For whatever reason, the waters along the coast of North Carolina have become a hotspot for all sorts of nautical mysteries. Strange things started happening in the Tar Heel state earlier this year when a new island began forming off the coast of the Outer Banks, seemingly out of nowhere. All sorts of mysterious objects began washing up on the island including live, unexploded World War Two-era ordinance. Just this month, a piece of what appears to be a rocket nose cone was found in the same area without explanation. What could explain such a high concentration of maritime weirdness lately? While your guess is as good as mine, another development this week adds to the growing mystery of North Carolina’s Outer Banks.
The rusty shipwreck lies at the bottom of a shallow area in the Pamlico Sound near Rodanthe, NC. Locals call the sunken boat “Pappy’s Lane Shipwreck” based on a nearby road. While the shipwreck has been a mainstay of local folklore and urban legends for decades, its origin and identity have long been a mystery.

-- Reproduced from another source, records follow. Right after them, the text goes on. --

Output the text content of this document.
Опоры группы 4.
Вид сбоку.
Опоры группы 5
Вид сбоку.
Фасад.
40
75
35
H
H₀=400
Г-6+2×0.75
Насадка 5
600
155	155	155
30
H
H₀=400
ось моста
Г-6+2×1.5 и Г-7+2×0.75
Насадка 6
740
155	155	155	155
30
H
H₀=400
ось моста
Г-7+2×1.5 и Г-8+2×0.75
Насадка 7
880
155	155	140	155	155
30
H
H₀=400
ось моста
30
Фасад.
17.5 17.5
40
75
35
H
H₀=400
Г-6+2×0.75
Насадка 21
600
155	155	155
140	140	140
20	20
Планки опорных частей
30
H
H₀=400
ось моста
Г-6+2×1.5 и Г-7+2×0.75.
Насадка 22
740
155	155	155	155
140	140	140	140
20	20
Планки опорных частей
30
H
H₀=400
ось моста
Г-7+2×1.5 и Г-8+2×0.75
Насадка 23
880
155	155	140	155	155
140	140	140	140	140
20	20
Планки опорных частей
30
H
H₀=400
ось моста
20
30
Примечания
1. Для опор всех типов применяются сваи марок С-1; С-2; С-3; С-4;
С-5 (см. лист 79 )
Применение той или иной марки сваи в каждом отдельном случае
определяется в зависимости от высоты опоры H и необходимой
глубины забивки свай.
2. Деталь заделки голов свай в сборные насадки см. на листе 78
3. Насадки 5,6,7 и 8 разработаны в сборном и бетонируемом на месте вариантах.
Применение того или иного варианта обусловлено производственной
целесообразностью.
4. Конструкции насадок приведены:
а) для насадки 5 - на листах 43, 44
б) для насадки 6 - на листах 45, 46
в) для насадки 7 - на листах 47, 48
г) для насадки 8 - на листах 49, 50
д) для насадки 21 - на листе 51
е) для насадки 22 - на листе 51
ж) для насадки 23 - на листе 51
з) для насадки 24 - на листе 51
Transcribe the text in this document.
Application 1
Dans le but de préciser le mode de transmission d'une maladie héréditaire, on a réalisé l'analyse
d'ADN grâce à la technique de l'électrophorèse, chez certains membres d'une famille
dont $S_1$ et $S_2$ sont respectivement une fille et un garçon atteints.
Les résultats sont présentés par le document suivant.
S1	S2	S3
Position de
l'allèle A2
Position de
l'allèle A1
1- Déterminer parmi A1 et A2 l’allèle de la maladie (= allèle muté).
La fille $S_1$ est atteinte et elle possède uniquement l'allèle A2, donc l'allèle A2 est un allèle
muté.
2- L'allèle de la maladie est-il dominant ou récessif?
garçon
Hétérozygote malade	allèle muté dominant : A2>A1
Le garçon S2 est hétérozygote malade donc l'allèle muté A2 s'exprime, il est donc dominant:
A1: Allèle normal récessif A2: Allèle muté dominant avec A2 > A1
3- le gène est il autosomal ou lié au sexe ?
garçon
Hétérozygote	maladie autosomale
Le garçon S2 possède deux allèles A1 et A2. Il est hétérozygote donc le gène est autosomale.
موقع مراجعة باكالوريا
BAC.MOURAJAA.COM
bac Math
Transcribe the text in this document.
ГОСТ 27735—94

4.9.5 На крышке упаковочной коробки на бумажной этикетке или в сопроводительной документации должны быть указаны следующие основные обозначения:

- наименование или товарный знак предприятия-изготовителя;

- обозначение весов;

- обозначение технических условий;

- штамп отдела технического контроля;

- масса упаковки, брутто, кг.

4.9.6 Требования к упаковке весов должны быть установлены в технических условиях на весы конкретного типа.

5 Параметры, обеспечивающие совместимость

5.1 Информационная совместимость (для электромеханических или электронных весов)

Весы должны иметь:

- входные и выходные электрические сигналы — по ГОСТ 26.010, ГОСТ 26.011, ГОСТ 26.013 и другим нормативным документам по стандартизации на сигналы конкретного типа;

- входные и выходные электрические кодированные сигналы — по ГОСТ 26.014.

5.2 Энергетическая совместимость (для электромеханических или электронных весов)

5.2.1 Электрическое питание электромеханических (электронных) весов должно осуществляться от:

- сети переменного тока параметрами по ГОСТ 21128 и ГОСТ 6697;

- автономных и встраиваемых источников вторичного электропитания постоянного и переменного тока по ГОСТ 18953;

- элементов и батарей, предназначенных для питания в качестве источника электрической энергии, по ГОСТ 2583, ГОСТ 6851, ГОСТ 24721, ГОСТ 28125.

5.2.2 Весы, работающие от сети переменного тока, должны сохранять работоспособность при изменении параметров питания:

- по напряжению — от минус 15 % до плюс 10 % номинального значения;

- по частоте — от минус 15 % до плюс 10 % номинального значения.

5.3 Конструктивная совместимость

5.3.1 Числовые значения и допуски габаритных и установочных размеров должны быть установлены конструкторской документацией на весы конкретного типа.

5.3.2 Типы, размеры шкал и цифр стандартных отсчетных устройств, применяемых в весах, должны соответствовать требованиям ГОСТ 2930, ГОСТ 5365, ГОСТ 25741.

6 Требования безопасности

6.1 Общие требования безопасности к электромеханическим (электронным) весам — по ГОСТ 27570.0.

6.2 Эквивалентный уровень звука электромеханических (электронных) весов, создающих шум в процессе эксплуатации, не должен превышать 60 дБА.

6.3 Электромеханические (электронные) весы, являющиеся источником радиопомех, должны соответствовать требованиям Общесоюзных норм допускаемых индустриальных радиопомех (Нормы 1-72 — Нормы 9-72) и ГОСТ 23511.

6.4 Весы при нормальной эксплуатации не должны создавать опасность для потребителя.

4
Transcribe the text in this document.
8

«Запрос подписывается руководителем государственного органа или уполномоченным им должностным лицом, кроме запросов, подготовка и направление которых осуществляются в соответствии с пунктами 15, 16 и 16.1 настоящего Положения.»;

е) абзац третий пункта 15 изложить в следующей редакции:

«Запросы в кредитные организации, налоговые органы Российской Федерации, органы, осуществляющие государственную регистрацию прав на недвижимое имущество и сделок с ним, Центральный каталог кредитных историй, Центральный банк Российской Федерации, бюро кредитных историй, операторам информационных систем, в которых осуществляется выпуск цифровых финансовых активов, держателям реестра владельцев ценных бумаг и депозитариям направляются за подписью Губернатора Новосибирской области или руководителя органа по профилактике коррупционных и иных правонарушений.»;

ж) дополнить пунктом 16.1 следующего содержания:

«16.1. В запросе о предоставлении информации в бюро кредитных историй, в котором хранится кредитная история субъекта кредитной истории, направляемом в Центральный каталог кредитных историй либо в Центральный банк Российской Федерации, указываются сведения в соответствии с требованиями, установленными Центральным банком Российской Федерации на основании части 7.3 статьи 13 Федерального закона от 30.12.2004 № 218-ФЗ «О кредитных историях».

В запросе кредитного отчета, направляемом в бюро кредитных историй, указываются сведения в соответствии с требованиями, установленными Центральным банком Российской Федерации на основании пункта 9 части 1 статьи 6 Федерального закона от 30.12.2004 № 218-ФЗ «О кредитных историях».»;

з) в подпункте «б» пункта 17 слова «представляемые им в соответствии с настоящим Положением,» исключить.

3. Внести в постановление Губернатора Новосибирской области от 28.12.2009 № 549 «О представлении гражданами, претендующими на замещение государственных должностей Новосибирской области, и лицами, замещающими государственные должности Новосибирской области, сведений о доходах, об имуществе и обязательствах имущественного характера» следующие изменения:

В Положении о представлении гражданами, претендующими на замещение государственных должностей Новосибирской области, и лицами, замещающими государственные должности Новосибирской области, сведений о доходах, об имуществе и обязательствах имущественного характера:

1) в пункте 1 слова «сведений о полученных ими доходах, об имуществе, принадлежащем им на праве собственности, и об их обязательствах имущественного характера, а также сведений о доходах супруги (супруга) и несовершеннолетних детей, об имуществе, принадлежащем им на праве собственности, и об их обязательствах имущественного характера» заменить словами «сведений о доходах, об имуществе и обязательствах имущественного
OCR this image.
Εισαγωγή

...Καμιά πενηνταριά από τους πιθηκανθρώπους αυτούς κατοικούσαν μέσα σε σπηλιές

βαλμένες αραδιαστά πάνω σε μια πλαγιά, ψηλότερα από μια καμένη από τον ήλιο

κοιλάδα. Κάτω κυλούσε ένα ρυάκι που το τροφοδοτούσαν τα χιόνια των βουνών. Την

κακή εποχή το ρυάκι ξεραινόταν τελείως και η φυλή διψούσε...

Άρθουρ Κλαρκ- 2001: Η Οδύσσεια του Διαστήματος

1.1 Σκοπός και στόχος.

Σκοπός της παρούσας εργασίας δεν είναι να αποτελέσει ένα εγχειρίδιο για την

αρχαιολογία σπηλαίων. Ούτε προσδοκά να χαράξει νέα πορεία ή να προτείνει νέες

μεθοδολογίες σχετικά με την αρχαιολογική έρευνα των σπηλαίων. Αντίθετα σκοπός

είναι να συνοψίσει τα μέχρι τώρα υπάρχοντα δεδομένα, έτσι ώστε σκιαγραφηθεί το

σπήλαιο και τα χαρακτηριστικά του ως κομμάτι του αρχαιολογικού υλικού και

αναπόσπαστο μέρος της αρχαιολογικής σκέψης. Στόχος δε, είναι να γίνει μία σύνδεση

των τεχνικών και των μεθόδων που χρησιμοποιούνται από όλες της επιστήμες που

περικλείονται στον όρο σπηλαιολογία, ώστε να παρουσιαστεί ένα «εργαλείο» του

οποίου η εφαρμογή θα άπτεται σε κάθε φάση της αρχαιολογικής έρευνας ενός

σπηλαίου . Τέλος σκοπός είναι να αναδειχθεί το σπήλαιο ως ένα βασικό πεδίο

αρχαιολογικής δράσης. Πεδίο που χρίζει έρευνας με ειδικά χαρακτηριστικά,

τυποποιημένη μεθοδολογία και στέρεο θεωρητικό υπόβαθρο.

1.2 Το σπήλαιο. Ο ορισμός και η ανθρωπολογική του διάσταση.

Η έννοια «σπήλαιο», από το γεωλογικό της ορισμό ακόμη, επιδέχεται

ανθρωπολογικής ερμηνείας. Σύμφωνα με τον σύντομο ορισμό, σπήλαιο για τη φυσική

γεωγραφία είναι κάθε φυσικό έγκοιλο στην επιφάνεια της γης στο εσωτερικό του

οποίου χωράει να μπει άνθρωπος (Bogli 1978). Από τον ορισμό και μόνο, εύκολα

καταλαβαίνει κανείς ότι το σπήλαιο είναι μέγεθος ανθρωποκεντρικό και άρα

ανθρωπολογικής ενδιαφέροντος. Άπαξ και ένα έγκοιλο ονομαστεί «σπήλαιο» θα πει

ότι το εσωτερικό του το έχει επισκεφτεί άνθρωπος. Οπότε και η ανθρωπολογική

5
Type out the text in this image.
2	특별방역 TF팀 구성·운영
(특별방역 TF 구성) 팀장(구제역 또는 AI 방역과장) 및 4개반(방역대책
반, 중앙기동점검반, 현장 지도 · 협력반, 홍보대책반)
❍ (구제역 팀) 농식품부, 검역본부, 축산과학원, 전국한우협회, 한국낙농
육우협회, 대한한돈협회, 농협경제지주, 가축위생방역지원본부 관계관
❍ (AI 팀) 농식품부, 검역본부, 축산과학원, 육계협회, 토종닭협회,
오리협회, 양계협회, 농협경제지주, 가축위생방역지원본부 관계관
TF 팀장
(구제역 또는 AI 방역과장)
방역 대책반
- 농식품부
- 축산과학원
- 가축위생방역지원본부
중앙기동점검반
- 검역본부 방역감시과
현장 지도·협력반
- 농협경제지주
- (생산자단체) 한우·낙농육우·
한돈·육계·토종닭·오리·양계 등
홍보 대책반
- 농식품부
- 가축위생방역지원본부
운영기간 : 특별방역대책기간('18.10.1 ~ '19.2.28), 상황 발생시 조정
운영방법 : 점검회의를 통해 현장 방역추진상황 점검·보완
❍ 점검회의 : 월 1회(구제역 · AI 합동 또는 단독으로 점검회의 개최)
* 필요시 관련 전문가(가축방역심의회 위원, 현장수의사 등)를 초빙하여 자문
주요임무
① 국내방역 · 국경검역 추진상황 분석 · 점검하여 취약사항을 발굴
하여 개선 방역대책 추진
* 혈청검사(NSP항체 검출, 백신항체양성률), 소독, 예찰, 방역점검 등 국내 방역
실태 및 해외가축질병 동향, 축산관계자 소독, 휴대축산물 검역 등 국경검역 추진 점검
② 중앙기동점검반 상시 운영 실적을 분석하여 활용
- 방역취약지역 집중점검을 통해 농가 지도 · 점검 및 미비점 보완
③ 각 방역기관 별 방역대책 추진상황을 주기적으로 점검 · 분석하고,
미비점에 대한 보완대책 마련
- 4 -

Now, Nathan Richards, head of the UNC Coastal Studies Institute’s Maritime Heritage Program, believes his team could be close to solving the mystery of the sunken war vessel. A team of grad students and researchers from East Carolina University and the UNC Coast Studies Institute identified features of the ship as likely belonging to one of two World War Two-era gunboats: either a Landing Craft Infantry vessel or Landing Craft Support vessel. Richards says the discovery was a complete surprise to him and his team:
We began the field school armed with a significant amount of historical information about late nineteenth and early twentieth century ship types. We soon realized that the ship had a welded steel hull, and what we thought were rivets was some other diagnostic trait. Towards the end of the third week of field work, the evidence that the Pappy’s Lane Wreck was actually a military vessel became increasingly clear. We did not expect to find an American amphibious assault vessel lying in Pamlico Sound, so our research is continuing.
The larger mystery here is how exactly a Pacific Theatre gunboat ended up on the bottom of the largest lagoon along the North American East Coast without anyone knowing about it. Some of these ships were sold to commercial fleets following the war, but it’s still unknown if the Pappy’s Lane Wreck was one of these converted vessels or if it could suggest some hidden chapter of military history.